In [None]:
import pandas as pd
import matplotlib.pyplot as plt

df = pd.read_csv('flights.csv', low_memory=False)


df_mask = df[['DEPARTURE_TIME', 'ARRIVAL_TIME']].isna().any(axis=1)
df = df.loc[~df_mask]

df = df.drop(columns=['TAIL_NUMBER', 'FLIGHT_NUMBER','CANCELLATION_REASON'])

mean_arrival_delay = df['ARRIVAL_DELAY'].mean()
df['ARRIVAL_DELAY'].fillna(mean_arrival_delay, inplace=True)


average_delay = df.groupby('AIRLINE')['ARRIVAL_DELAY'].mean().reset_index()
average_delay = average_delay.sort_values(by='ARRIVAL_DELAY', ascending=False)

plt.figure(figsize=(12, 6))
plt.bar(average_delay['AIRLINE'], average_delay['ARRIVAL_DELAY'], color='skyblue')
plt.title('Средняя задержка рейсов по авиакомпаниям')
plt.xlabel('Авиакомпания')
plt.ylabel('Средняя задержка (минуты)')
plt.xticks(rotation=45)
plt.grid(axis='y')

plt.tight_layout()
plt.show()





df = df[df['ORIGIN_AIRPORT'].str.match(r'^[A-Z]{3}$')]
average_delay1 = df.groupby('ORIGIN_AIRPORT')['ARRIVAL_DELAY'].mean().reset_index()

# Переименовываем столбцы для удобства


# Фильтруем аэропорты с абсолютной средней задержкой > 14 минут
filtered_delay = average_delay1[average_delay1['ARRIVAL_DELAY'].abs() > 10]

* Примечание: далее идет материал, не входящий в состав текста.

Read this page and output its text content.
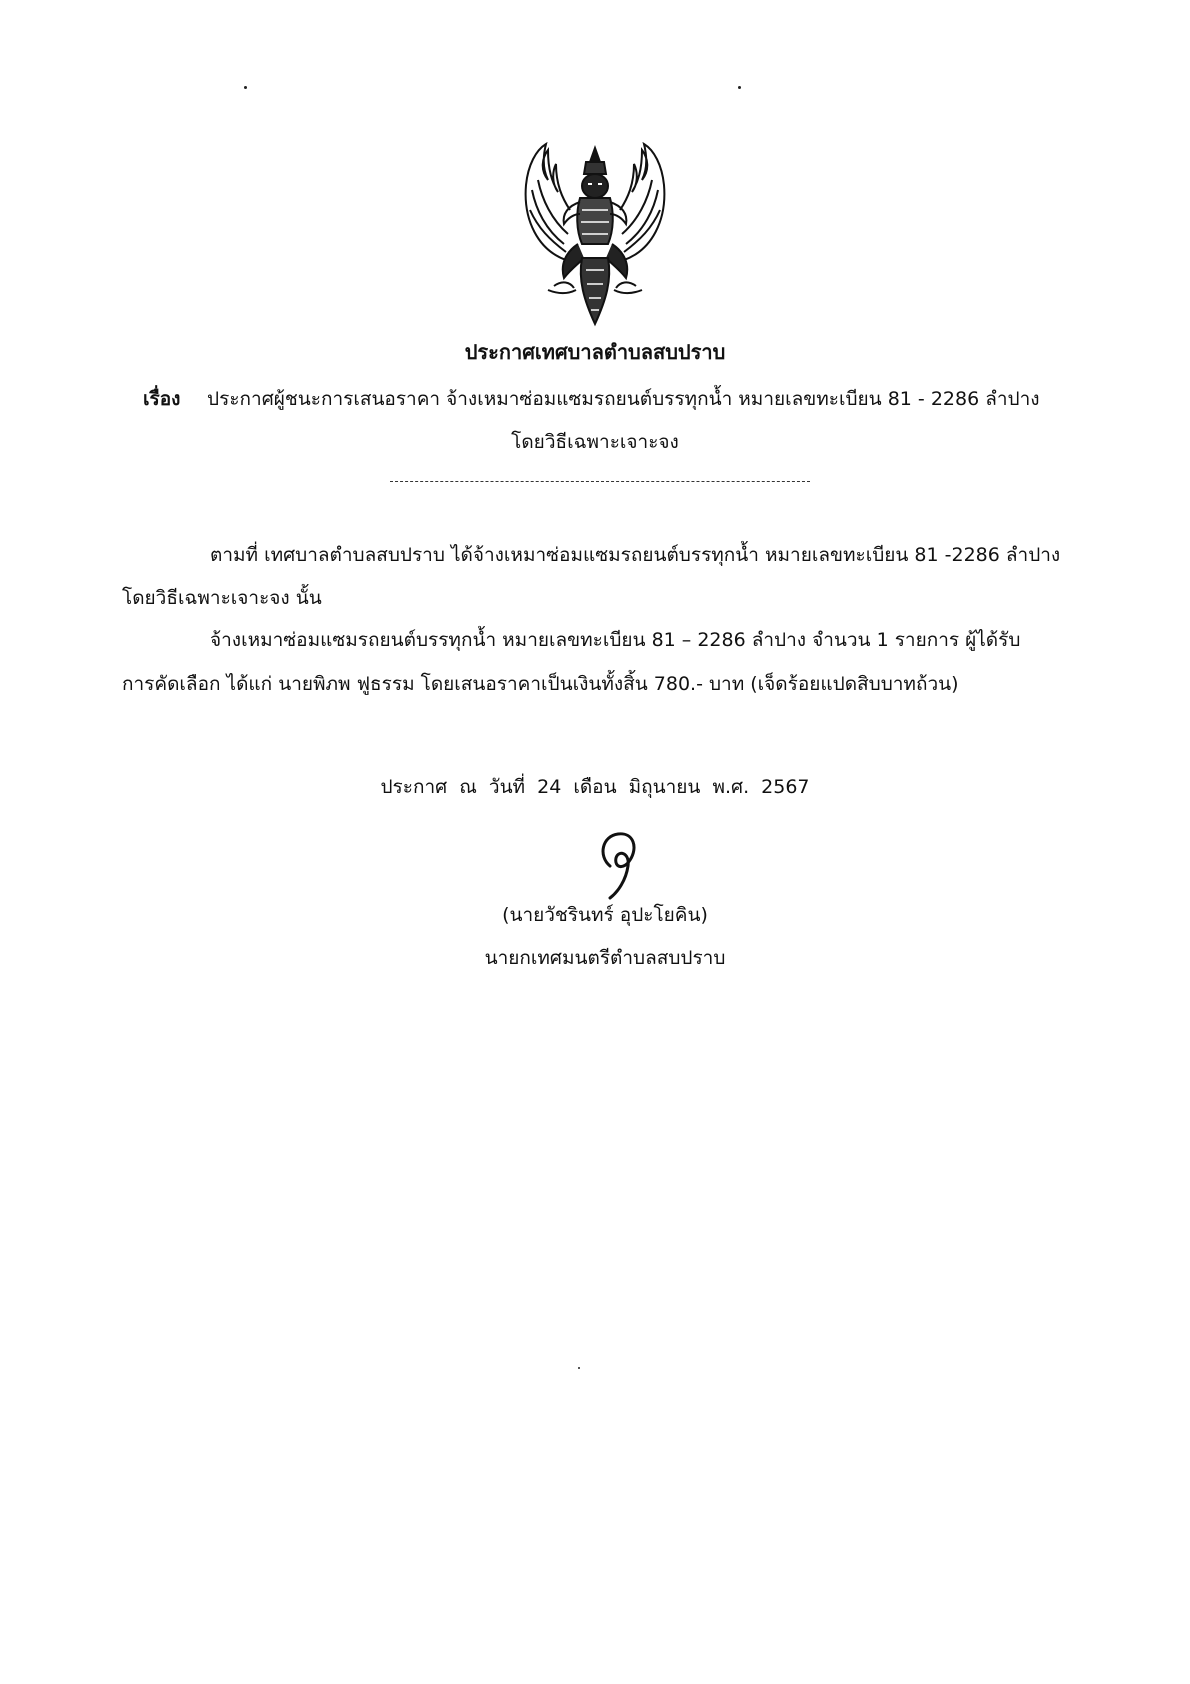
ประกาศเทศบาลตำบลสบปราบ
เรื่อง ประกาศผู้ชนะการเสนอราคา จ้างเหมาซ่อมแซมรถยนต์บรรทุกน้ำ หมายเลขทะเบียน 81 - 2286 ลำปาง
โดยวิธีเฉพาะเจาะจง
ตามที่ เทศบาลตำบลสบปราบ ได้จ้างเหมาซ่อมแซมรถยนต์บรรทุกน้ำ หมายเลขทะเบียน 81 -2286 ลำปาง
โดยวิธีเฉพาะเจาะจง นั้น
จ้างเหมาซ่อมแซมรถยนต์บรรทุกน้ำ หมายเลขทะเบียน 81 – 2286 ลำปาง จำนวน 1 รายการ ผู้ได้รับ
การคัดเลือก ได้แก่ นายพิภพ ฟูธรรม โดยเสนอราคาเป็นเงินทั้งสิ้น 780.- บาท (เจ็ดร้อยแปดสิบบาทถ้วน)
ประกาศ ณ วันที่ 24 เดือน มิถุนายน พ.ศ. 2567
(นายวัชรินทร์ อุปะโยคิน)
นายกเทศมนตรีตำบลสบปราบ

# Сортируем по средней задержке
filtered_delay = filtered_delay.sort_values(by='ARRIVAL_DELAY', ascending=False)

# Строим гистограмму
plt.figure(figsize=(12, 6))
plt.bar(filtered_delay['ORIGIN_AIRPORT'], filtered_delay['ARRIVAL_DELAY'], color='skyblue')
plt.xticks(rotation=90)  
plt.title('Средняя задержка рейсов для каждого аэропорта отправления (абсолютное значение > 10 минут)')
plt.xlabel('Аэропорт отправления')
plt.ylabel('Средняя задержка (минуты)')
plt.tight_layout() 
plt.show()





delay_by_day = df.groupby('DAY_OF_WEEK')['ARRIVAL_DELAY'].mean()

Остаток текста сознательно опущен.